Through each of my projects I am developing what I call the ‘sonopalette’, a toolkit of field research methods which reveal the being of sounds, vibrations, noises and affective vibratory impulses. These methods include—but are not exhaustive of—field recording, oral history interviews, documentary filmmaking, deep listening, vibration sensors, electromagnetic sensors, performance, data scraping and machine learning, archival research, soundscape ecology, conversations, soundwalks, and scale model making. A sonospheric engagement with space and place can generate new connections between human, nonhuman and nonorganic bodies that further our understanding of the conditions of the Anthropocene.
How are you currently sharing your fieldwork?
In some cases, my fieldwork is shared through experience with others who meet me or join me in some kind of collaborative process in a designated ‘field’ of some kind.
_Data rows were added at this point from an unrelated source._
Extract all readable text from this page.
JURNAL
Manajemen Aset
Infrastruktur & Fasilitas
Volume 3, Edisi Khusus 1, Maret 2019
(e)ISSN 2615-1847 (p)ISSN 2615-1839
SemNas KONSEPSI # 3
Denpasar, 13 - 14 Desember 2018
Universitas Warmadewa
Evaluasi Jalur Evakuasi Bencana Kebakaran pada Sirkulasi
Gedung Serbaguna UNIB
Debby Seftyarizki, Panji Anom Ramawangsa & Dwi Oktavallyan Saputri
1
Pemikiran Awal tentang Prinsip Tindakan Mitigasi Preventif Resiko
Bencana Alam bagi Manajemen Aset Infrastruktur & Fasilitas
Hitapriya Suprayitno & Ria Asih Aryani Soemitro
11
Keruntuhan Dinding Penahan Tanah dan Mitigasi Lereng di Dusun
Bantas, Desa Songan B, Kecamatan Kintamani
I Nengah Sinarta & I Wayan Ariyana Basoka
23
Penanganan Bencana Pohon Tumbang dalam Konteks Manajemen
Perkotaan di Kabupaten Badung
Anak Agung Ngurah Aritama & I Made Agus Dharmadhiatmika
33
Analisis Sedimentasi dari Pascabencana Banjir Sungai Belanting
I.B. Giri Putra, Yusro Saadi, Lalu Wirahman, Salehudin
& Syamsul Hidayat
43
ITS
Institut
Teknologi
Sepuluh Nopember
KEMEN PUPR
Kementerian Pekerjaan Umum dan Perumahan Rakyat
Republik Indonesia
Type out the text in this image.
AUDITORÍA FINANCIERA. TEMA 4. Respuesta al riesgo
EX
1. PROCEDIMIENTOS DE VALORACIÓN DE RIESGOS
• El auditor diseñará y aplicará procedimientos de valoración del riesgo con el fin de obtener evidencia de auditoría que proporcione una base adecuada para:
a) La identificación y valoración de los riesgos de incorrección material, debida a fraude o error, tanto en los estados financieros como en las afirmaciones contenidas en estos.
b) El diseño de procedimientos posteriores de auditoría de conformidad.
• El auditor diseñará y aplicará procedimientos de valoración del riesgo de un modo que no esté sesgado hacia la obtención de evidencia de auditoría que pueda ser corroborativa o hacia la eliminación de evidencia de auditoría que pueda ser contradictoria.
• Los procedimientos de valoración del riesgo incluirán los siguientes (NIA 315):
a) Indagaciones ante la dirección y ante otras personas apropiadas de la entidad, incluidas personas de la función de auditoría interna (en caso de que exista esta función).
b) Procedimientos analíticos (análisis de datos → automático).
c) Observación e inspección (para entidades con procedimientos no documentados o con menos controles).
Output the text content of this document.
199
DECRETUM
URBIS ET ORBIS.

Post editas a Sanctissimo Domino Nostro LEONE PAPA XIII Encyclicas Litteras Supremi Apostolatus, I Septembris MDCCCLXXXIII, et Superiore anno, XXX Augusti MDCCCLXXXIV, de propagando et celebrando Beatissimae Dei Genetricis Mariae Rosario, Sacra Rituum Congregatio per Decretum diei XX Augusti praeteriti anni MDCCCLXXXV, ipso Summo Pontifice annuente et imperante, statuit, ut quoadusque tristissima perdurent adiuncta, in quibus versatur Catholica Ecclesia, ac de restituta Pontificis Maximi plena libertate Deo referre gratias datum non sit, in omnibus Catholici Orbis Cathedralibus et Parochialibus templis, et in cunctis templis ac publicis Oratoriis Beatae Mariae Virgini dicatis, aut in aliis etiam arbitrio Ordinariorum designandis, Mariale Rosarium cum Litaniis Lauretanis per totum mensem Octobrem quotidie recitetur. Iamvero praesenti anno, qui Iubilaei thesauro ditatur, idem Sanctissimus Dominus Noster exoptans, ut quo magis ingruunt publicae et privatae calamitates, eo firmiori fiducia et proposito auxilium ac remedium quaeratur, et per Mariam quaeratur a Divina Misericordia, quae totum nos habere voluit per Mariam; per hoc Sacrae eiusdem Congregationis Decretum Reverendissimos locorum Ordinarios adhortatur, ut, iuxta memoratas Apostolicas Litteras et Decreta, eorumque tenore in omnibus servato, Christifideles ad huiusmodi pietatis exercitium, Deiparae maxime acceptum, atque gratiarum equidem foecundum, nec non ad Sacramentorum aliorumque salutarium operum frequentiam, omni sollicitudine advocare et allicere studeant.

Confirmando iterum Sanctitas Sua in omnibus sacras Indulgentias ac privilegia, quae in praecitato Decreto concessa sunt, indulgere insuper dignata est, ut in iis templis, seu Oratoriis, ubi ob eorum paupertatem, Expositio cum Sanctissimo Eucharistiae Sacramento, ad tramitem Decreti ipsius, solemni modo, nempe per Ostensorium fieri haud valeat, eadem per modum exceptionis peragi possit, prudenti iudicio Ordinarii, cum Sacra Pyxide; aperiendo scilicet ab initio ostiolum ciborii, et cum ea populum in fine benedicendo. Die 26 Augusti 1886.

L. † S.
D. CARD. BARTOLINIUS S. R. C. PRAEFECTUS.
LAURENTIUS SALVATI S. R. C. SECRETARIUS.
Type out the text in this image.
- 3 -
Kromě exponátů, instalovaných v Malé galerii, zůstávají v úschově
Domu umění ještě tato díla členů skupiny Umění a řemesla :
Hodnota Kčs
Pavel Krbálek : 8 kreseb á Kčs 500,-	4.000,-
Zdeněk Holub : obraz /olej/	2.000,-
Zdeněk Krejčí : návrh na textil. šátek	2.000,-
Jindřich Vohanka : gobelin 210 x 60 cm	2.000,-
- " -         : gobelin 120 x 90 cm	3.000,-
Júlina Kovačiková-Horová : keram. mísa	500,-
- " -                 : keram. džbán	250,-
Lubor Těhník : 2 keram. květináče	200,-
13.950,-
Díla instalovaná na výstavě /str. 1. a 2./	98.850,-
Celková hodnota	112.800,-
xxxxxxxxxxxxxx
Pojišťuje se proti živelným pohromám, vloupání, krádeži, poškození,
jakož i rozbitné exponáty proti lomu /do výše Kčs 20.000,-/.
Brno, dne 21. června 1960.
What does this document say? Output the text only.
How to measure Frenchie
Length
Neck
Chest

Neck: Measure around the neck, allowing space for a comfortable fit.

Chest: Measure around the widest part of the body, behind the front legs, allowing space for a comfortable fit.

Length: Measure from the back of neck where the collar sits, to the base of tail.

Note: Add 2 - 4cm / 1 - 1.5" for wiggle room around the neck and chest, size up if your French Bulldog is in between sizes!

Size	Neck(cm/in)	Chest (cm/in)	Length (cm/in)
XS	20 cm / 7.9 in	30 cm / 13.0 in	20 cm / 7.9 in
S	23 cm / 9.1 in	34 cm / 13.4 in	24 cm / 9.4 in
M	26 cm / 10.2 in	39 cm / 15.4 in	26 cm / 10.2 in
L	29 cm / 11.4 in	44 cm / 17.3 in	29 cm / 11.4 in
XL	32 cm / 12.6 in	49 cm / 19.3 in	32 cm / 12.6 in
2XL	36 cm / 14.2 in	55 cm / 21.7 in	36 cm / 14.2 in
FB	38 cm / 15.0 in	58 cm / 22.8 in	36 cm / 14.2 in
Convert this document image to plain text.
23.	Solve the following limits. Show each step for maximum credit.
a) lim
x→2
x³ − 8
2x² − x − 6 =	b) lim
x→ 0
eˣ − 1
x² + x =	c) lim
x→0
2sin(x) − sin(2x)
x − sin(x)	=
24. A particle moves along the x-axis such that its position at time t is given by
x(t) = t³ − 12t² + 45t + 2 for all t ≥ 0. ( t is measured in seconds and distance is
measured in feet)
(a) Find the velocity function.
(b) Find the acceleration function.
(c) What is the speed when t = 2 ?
I share it as a lecturer and member of the Sonic Art Research Unit at Oxford Brookes where I am currently a Research Fellow, with the fine art and music students and faculty. I share through exhibition, audio production and more diffusely through my website ‘earthkeptwarm’. Lastly, I hope to share in the future, new and emerging work interested in what it is to conduct field work, what is field work for artistic research and how do artists conduct fieldwork in their own right, outside of the established mixed criteria of other research disciplines in the arts, humanities and sciences. This will hopefully be in the form of a book and podcast series.